Jacques 1, 19-27  

Dévotion et charité

Père Ceslas Spicq

La vraie vie chrétienne, AS 48 (1ère série), p. 35s

 

          Quelle est donc la vraie religion, sainte et sans tache, sûrement agréée du Père des cieux ? Le verset 27 en donne une définition précise : la vie chrétienne est censée se déployer, comme une liturgie, dans un Temple en face de Dieu. Saint Jacques en rappelle le rituel qui se ramène à l’unique prescription de la Nouvelle Alliance : la charité, sous sa forme la plus expressive : la miséricorde.

          Visiter les orphelins et les veuves dans leurs épreuves. Il ne faut voir là qu’une catégorie-type, traditionnelle, et comme symbolique des malheureux, puisque, depuis la pauvre veuve qui donnait toutes ses ressources jusqu’à la riche Dorcas qui faisait beaucoup d’aumônes, les veuves du Nouveau Testament sont et devaient demeurer dans l’Eglise les spécialistes et comme les professionnelles des bonnes œuvres ; il faut donc entendre cette parole de l’apôtre Jacques de tous les affligés, les petits, les faibles, les humbles, tous les êtres sans défense, facilement lésés et molestés.

          On doit les visiter pour leur porter secours, comme Dieu lui-même visite son peuple pour le sauver, et son Fils visite les siens en ressuscitant le fils unique de la veuve de Naïn. Il y a vraisemblablement une référence à la parabole du jugement dernier, où les bénis du Père recevront le royaume en héritage, uniquement, semble-t-il, parce qu’en visitant les malades ils ont servi le Christ dans la personne des plus petits parmi ses frères ; c’est qu’ils ont accompli en ce seul geste la Loi et les Prophètes, la Loi royale.

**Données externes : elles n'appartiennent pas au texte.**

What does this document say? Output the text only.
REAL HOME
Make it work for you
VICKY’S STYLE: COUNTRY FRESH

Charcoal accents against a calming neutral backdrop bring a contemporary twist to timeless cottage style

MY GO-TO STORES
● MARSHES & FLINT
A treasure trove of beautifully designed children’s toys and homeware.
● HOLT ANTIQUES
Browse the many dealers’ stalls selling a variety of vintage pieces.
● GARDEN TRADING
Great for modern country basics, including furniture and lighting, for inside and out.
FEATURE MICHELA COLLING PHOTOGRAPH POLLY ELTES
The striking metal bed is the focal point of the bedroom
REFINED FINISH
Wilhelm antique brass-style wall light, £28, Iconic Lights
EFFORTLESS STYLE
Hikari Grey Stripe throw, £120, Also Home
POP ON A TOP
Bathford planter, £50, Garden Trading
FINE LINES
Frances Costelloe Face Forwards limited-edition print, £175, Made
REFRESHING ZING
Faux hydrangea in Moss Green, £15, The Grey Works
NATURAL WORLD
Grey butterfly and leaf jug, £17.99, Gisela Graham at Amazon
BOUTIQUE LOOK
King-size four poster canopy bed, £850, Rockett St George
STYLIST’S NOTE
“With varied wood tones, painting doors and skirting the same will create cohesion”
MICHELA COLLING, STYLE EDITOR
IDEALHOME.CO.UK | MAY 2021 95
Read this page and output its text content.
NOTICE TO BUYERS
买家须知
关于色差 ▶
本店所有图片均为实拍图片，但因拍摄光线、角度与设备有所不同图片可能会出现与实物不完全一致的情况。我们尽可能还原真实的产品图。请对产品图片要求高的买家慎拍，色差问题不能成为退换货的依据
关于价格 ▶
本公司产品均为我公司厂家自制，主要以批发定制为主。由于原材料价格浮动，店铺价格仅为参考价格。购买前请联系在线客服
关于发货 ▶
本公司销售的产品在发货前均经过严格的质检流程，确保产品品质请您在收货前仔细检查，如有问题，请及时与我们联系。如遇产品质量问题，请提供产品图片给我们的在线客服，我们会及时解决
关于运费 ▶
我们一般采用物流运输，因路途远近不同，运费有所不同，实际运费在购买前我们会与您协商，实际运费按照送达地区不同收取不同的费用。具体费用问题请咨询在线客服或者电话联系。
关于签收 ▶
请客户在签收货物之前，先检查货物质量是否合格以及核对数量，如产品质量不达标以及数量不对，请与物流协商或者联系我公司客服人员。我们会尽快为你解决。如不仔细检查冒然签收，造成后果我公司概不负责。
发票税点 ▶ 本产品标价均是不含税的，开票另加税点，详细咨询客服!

          L’accent porte autant sur la bienfaisance effective que sur la compassion intérieure ; celle-ci est soulignée par l’évocation des épreuves, ou mieux de la détresse dans laquelle se trouvent les pauvres. Il y a des pauvres heureux, libérés de la tyrannie des cupidités terrestres, notamment de l’envie, qui est toujours une tristesse. Mais un certain degré de misère devient une calamité et suscite l’anxiété. Devant une telle souffrance, les disciples du Sauveur s’apitoient et cherchent autant à consoler qu’à subvenir. Or, ces secours fraternels sont agréés par Dieu comme un culte qu’on lui rend à Lui-même. Ces sentiments et ces dévouements constituent une liturgie qui l’emporte en beauté sur toutes les offrandes des victimes sans tache ; car ils expriment une agapè qui est tout ensemble amour et adoration d’un enfant envers son Père, compassion et bienfaisance entre frères de la même famille de Dieu.